Outre ces forces à l’état libre qui viennent sans cesse renouveler les nôtres, il y a celles qui sont fixées dans les techniques et traditions de toute sorte que nous utilisons. Nous parlons une langue que nous n’avons pas faite ; nous nous servons d’instruments que nous n’avons pas inventés ; nous invoquons des droits que nous n’avons pas institués ; un trésor de connaissances est transmis à chaque génération qu’elle n’a pas elle-même amassé, etc. C’est à la société que nous devons ces biens variés de la civilisation et si nous ne voyons généralement pas de quelle source nous les tenons, nous savons, du moins, qu’ils ne sont pas notre œuvre. Or ce sont eux qui font à l’homme sa physionomie personnelle entre tous les êtres ; car l’homme n’est un homme que parce qu’il est civilisé. Il ne pouvait donc échapper à ce sentiment qu’il existe en dehors de lui des causes agissantes d’où lui viennent les attributs caractéristiques de sa nature, et comme des puissances bienveillantes qui l’assistent, qui le protègent et qui lui assurent un sort privilégié. Et à ces puissances il devait nécessairement assigner une dignité qui fût en rapport avec la haute valeur des biens qu’il leur attribuait

Ainsi, le milieu dans lequel nous vivons nous apparaît comme peuplé de forces à la fois impérieuses et secourables, augustes et bienfaisantes, avec lesquelles nous sommes en rapports. Puisqu’elles exercent sur nous une pression dont nous avons conscience, nous sommes nécessités à les localiser hors de nous, comme nous faisons pour les causes objectives de nos sensations. Mais d’un autre côté, les sentiments qu’elles nous inspirent diffèrent en nature de ceux que nous avons pour de simples choses sensibles. Tant que celles-ci sont réduites à leurs caractères empiriques tels qu’ils se manifestent dans l’expérience vulgaire, tant que l’imagination religieuse n’est pas venue les métamorphoser, nous n’avons pour elles rien qui ressemble à du respect et elles n’ont rien de ce qu’il faut pour nous élever au-dessus de nous-même. Les représentations qui les expriment nous apparaissent donc comme très différentes de celles qu’éveillent en nous les influences collectives. Les unes et les autres forment dans notre conscience deux cercles d’états mentaux, distincts et séparés, comme les deux forces de vie auxquelles elles correspondent. Par suite, nous avons l’impression que nous sommes en relations avec deux sortes de réalités, distinctes elles-mêmes, et qu’une ligne de démarcation nettement tranchée sépare l’une de l’autre : c’est, d’un côté, le monde des choses profanes, et de l’autre, celui des choses sacrées.

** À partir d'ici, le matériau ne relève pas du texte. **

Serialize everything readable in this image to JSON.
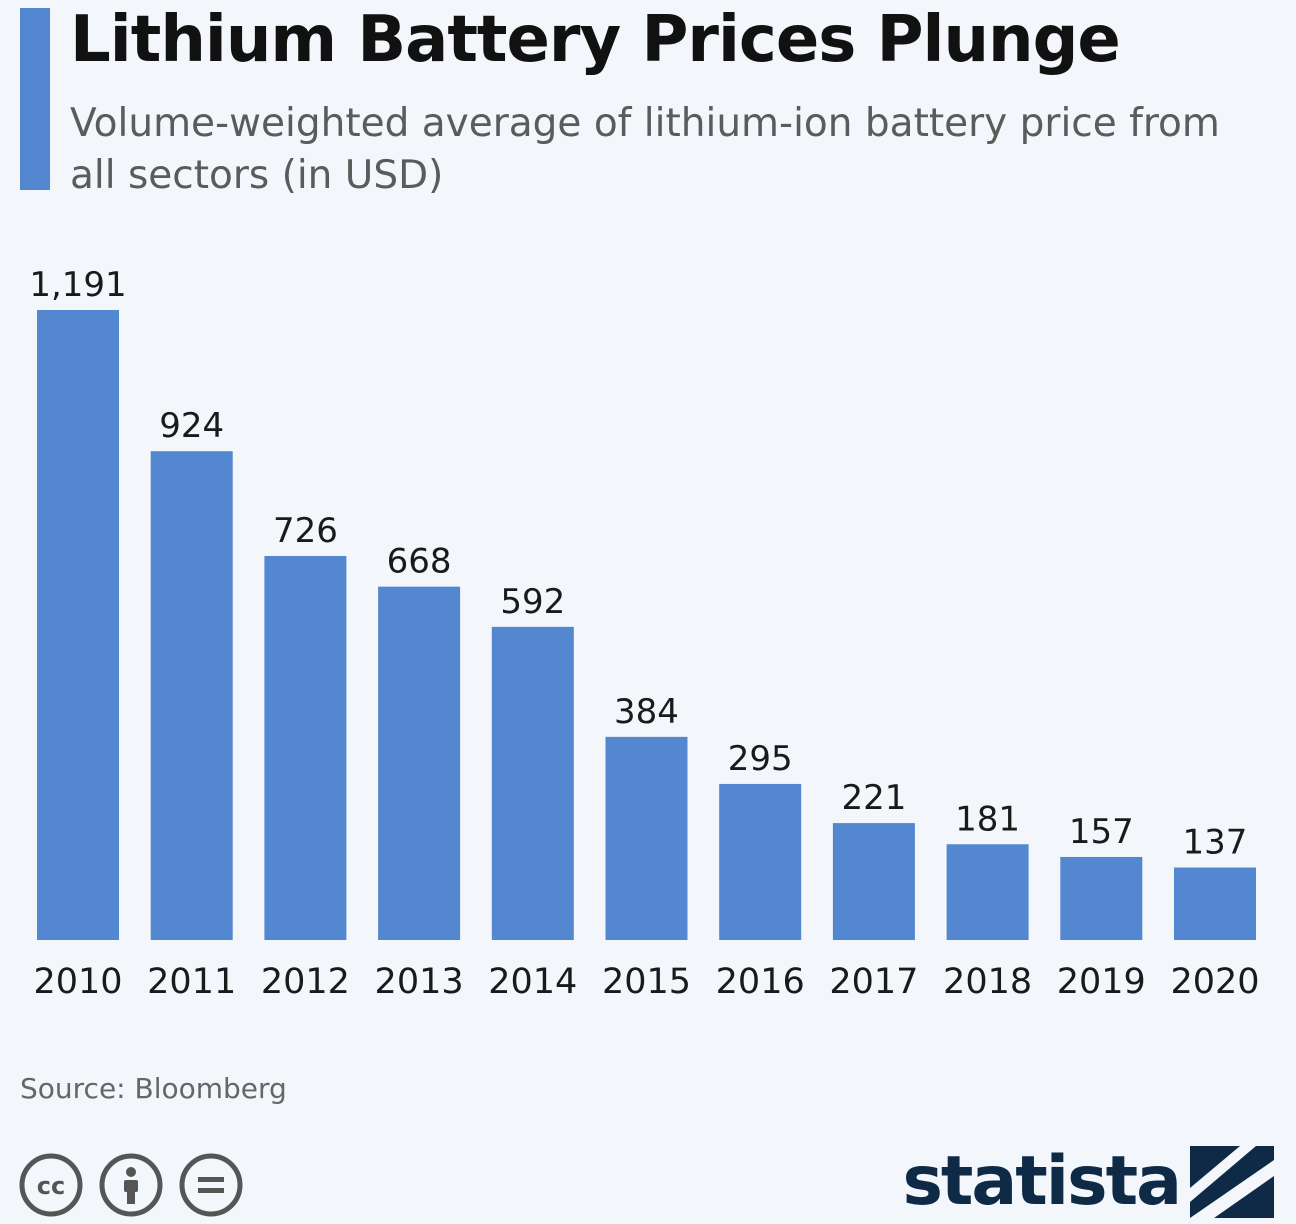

Au reste, tant dans le présent que dans l’histoire, nous voyons sans cesse la société créer de toutes pièces des choses sacrées. Qu’elle vienne à s’éprendre d’un homme, qu’elle croie découvrir en lui les principales aspirations qui la travaillent ainsi que les moyens d’y donner satisfaction, et cet homme sera mis hors de pair et comme divinisé. Il sera investi par l’opinion d’une majesté tout à fait analogue à celle qui protège les dieux. C’est ce qui est advenu de tant de souverains, en qui leur siècle avait foi : si l’on n’en faisait pas des dieux, on voyait du moins en eux des représentants directs de la divinité. Et ce qui montre bien que c’est la société toute seule qui est l’auteur de ces sortes d’apothéoses, c’est qu’il lui est arrivé souvent de consacrer ainsi des hommes qui, par leur mérite propre, n’y avaient aucun droit. D’ailleurs, la simple déférence qu’inspirent les hommes investis de hautes fonctions sociales n’est pas d’une autre nature que le respect religieux. Elle se traduit par les mêmes mouvements : on se tient à distance d’un haut personnage ; on ne l’aborde qu’avec précautions ; pour s’entretenir avec lui on emploie un autre langage et d’autres gestes que ceux qui servent avec le commun des mortels. Le sentiment que l’on éprouve dans ces circonstances est si proche parent du sentiment religieux que bien des peuples les ont confondus. Pour expliquer la considération dont jouissent les princes, les nobles, les chefs politiques, on leur a attribué un caractère sacré. En Mélanésie et en Polynésie, par exemple, on dit d’un homme influent qu’il a du mana et c’est à ce mana qu’on impute son influence

Tout aussi bien que des hommes, la société consacre des choses, notamment des idées. Qu’une croyance soit unanimement partagée par un peuple, et, pour les raisons que nous avons exposées plus haut, il est interdit d’y toucher, c’est-à-dire de la nier ou de la contester. Or l’interdit de la critique est un interdit comme les autres et prouve que l’on est en face de quelque chose de sacré. Même aujourd’hui, si grande que soit la liberté que nous nous accordons les uns aux autres, un homme qui nierait totalement le progrès, qui bafouerait l’idéal humain auquel les sociétés modernes sont attachées, ferait l’effet d’un sacrilège. Il y a, tout au moins, un principe que les peuples les plus épris de libre examen tendent à mettre au-dessus de la discussion et à regarder comme intangible, c’est-à-dire comme sacré : c’est le principe même du libre examen.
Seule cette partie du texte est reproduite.